One Thousand and One Paper Cranes
On Wednesday, I left an origami crane at the Children’s Peace Monument in Hiroshima, in memory of Sadako Sakashi. I first learned of Sadako’s story at the Blood & Cancer Centre at Wellington Hospital, where there is a large, colourful display of origami paper cranes in a glass case in the foyer. It’s a story of hope and determination that inspires many cancer patients around the world.
Sadako was just two years old when the atomic bomb was dropped by a USA plane on her home city, on a quiet clear morning in August 1945.
Living not far from the centre of the blast, her mother watched the force of the blast throw her through the window of their house and feared she had been killed. But Sadako survived the blast. She lived 10 years before being diagnosed with leukaemia, which doctors in Hiroshima came to refer to as “the atomic bomb disease”, as extraordinary rates of the city’s population developed leukaemia after being exposed to the nuclear radiation from the bomb.
Sadako was admitted to Hiroshima hospital in 1955 when purple blotches started appearing on her body. She was told she had the atom bomb disease and had at most one year left to live. Soon after, her leg began to swell to one and a half times its normal size.
Over the course of many weeks, doctors administered medicine in an attempt to stay the disease, yet Sadako’s condition worsened. Once or twice she was allowed out from the hospital, to join her friends from school and try to experience a normal life.
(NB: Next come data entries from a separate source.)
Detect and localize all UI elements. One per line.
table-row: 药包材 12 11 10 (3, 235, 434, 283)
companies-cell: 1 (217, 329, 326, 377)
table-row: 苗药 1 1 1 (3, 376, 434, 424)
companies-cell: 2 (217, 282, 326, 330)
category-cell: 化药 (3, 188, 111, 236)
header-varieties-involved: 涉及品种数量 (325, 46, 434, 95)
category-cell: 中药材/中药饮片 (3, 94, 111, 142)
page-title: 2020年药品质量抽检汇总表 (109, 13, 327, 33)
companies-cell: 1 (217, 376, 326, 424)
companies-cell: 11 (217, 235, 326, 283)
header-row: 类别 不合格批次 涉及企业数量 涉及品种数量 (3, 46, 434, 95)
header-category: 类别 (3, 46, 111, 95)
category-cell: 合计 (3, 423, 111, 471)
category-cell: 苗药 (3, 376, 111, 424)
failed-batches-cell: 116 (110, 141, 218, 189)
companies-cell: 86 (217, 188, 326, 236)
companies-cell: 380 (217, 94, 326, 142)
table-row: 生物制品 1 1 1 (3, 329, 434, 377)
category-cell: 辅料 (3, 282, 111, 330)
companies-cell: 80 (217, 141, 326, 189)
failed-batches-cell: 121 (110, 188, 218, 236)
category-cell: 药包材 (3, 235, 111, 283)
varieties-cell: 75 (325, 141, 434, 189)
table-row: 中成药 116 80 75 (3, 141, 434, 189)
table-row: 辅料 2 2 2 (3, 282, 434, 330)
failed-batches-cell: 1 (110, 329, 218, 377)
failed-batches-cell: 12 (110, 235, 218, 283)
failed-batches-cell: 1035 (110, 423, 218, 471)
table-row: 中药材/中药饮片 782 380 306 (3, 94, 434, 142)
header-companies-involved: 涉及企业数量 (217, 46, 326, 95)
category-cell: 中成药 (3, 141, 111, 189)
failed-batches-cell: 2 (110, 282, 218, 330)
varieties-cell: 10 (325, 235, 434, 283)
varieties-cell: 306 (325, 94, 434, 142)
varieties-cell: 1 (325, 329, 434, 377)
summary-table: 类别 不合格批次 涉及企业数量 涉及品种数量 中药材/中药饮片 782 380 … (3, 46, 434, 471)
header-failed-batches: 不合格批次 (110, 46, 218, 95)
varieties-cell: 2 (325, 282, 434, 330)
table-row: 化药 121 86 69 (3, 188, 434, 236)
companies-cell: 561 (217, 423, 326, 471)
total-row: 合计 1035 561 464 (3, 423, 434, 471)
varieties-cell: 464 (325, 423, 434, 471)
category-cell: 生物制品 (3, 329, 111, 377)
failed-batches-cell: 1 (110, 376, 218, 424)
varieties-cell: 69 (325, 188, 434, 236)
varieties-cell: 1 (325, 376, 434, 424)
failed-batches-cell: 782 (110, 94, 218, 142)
Sadako sought hope in the Japanese legend of One Thousand Cranes, in which it is believed if you fold a thousand paper cranes, your wish will be granted. Sitting up in her hospital bed, she folded cranes day after day, using whatever paper she could find. Sometimes she used the wax paper wrappings from her medicines. Her schoolmates joined in, bringing more and more paper cranes to Sadako, wishing her a healthy recovery. The museum at Hiroshima displays Sadako’s tiny, delicate origami wax paper cranes, along with the medical charts tracking her white and red blood cell count and temperature.
Hiroshima Peace Memorial - Sadako
I folded a paper crane to leave at the memorial to Sadako Sakashi, in the Hiroshima Peace Park.
Sadako and her friends folded over one thousand cranes. But sadly, after months in the hospital, Sadako passed away. The story of her determination and her schoolmates’ wish for peace spread throughout the city, and a monument to Sadako was built in the park in the city.
At the base of the monument there is an arrangement of five large glass cases, all packed to the brim with colourful origami cranes sent from people all over Japan and the rest of the world.
I folded a simple light blue paper crane and left it in the case, as thanks for all the inspiration and hope that Sadako and the story of One Thousand Cranes gave me, my family and friends.